Acetech was the acquisition of the business and assets of Babcock International Group Plc's 'in-house' provider of temporary skilled trades within UK Marine, Defence and Rail divisions. Morson had and maintains an established position with Babcock as one of their largest suppliers of technical skills, in particularly within Nuclear.
Morson also acquired, via a controlling stake in a joint venture company, Morson Wynnwith Limited, the business and assets of Wynnwith Group Limited that had passed into administration. The price negotiated was lower than the subsequently assessed accounting fair value of the assets acquired. Wynnwith was a long-standing competitor which had long-term contracts operating in predominantly Aerospace and Defence markets. In February 2011 Morson announced the acquisition of the remaining minority stake for a consideration of 4.0 million Pounds, bringing the business entirely within the group.

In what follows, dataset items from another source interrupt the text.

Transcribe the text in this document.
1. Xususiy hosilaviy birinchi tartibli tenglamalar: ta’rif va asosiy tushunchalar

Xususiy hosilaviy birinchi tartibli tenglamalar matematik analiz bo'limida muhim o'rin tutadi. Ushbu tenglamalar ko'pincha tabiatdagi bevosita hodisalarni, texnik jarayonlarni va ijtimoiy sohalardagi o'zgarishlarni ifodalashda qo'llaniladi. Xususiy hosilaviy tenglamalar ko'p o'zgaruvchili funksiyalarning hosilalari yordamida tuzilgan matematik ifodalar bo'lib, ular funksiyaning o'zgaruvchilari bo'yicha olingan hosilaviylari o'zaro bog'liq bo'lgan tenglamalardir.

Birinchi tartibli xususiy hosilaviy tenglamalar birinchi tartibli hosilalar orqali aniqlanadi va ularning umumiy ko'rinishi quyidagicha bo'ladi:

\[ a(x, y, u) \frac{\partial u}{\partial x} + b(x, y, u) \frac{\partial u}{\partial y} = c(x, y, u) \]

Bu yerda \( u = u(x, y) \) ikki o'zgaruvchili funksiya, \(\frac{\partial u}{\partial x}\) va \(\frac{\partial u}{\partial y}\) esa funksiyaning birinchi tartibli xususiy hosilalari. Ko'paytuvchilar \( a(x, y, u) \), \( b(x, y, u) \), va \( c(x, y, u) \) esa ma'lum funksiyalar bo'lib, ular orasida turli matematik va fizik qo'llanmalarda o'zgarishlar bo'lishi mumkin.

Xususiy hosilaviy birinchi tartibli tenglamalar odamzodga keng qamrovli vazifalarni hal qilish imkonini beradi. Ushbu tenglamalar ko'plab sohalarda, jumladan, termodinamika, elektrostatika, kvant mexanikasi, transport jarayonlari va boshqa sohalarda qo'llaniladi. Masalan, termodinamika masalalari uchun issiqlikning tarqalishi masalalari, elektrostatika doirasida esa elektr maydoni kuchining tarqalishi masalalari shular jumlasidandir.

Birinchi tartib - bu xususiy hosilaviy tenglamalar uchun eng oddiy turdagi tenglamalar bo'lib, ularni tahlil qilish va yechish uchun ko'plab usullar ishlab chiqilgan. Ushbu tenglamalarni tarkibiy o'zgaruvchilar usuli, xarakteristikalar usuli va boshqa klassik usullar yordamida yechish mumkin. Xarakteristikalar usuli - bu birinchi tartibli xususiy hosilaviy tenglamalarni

Gerry Mason, Non-Executive Chairman, commented "our order book for managed vendor opportunities in 2011 and 2012 remains strong. Morson has a market leading position in the UK within the Aerospace, Nuclear and Rail markets and we continue to look into expanding into other complementary areas with a particular focus on overseas markets and permanent business."
"Whilst we expect trading through 2011 to remain challenging, these qualities position the group well to increase its market share as the economy recovers. In due course there is significant opportunity to see growth in these areas and this, coupled with new customer gains, will further strengthen our enviable client portfolio."
"Our strategy for 2011 is to focus on our core strengths, develop new sectors and revenue streams and select new geographic locations that will put the group in a strong position through these unique and uncertain market conditions. We are capitalising on our strong brand image and competitive advantages and will continue to leverage our unique client base."
"The board views Morson's prospects for the coming year with confidence."
In early trading Morson Group's shares were up by +1.45% to 105 Pence.